Passeando nas colinas da imaginação
Na impossibilidade de fazer uma viagem de regresso
àquele tempo, temos de nos valer da capacidade de
imaginação e usá-la para sermos transportados para
aqueles dias tão saudosos.
Imagino um encontro do teólogo Justino Mártir com
Celso, o escritor e incrédulo, ambos do segundo século. É
bem possível que tenham se encontrado, e poderiam ter
tido um diálogo que destaca importantes dados sobre uma
pergunta que tem incomodado as igrejas através dos
séculos:
– Justus, por que cargas d’água vocês não fecham esta
escola? Vocês são uns perdedores, ninguém presta
atenção…
– Celso, que felicidade te encontrar! Desde nosso último
encontro muitas coisas aconteceram.
E sussurrando no ouvido, diz:
– Sabias que temos mais irmãos novos, inclusive da elite?
– Só loucos te ouvem, Justus.
– Celso, meu amigo, você quer saber como tudo começou?
Tens tempo?
Justino dirigiu-se rápido para o seu casebre seguido pelo
escritor. Em chegando, lugar simples, pobre, mas cuidado,
foi abrindo pergaminhos e mostrando detalhes que Celso
nem poderia ter sonhado. Iniciou com a história do ricaço
Zaqueu (Lc 19.8), que por causa da pequena estatura
subira numa árvore para lá de cima ver o Mestre de quem
ouvira falar. Mas qual surpresa, quando de longe ouviu: –
Desce depressa, Zaqueu, pois quero pousar na tua casa!
Justino continuou dizendo que a impressão causada sobre
este Zaqueu, um homem odiado e visto como um traidor
do seu povo por cobrar impostos para o César foi tal que
ninguém o reconheceu mais.
– Sabe honorável Celso, aquela avidez e ganância pelos
denários e riquezas como eu também tinha, se lembra?
Pois é, desapareceu instantânea e completamente. Zaqueu
declarou, inclusive, que todo aquele que ele tivesse
extorquido ele restituiria quatro vezes mais. Além disso, a
metade dos seus bens ele estava destinando aos pobres!
– Quando li isso pela primeira vez, disse Justino, não
acreditei.

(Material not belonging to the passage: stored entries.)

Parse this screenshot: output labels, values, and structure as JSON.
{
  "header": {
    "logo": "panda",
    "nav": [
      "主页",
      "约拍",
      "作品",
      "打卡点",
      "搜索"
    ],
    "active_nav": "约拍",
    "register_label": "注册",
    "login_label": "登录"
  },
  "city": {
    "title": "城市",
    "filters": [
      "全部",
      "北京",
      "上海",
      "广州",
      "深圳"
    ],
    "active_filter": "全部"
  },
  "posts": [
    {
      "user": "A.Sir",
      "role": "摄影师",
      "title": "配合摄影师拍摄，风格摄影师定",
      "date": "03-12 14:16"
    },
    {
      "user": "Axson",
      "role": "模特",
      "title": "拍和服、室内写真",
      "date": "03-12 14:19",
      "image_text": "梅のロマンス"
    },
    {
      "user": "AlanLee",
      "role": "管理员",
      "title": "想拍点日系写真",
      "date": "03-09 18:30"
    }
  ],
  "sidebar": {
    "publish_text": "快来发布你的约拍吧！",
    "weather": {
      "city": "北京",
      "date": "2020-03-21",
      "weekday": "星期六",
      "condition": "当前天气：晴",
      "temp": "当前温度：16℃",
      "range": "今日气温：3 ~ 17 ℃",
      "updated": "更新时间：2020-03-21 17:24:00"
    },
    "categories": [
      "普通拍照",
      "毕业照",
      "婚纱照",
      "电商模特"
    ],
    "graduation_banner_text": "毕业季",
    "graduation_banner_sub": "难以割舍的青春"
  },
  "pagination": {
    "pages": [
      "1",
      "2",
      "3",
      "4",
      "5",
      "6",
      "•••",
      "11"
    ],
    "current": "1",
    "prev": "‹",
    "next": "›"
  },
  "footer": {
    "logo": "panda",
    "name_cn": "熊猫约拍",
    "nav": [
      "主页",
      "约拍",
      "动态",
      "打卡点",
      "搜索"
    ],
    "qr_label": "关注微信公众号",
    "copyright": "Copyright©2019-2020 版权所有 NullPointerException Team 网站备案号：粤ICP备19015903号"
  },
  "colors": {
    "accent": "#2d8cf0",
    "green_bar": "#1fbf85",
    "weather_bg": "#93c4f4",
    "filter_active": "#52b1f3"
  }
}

Mas fui examinar o livro-texto do Mestre, e
descobri instruções claras, tanto para o caso de roubos,
como tratar os pobres, e muitas outras questões difíceis,
que – naquela cultura – todo homem precisava aprender de
cor! (Êx 22.1). Mais ainda, que os sábios elogiavam
quando se dava um bom tratamento ao pobre (Pr
14.21,31), e que um sinal evidente dos seus profetas era
insistir sem medo que o Criador queria justiça social
acima de qualquer outro tipo de ritualística religiosa. (Is
58.6-7)
Justino também se lembrou do dia em que Simão Pedro
perguntou ao Mestre o que eles ganhariam por terem
deixado tudo.
– Celso, eles, os seguidores deste Yeshua tinham deixado
tudo para segui-lo! E você sabe o que aconteceu assim que
Pedro deu sua primeira palavra pública? Mais de três mil
pessoas vieram para o lado dele. E entre eles tinha gente
de posses, que, sem serem ‘cobrados’, espontaneamente
venderam propriedades, e trouxeram o dinheiro para os
líderes-anciãos, e estes fizeram o quê? Repartiram entre os
necessitados! O narrador, doutor Lucas, escreve que “entre
eles não havia nenhum necessitado” e que “ninguém
considerava como suas propriedades”. (At 4.32,34-37)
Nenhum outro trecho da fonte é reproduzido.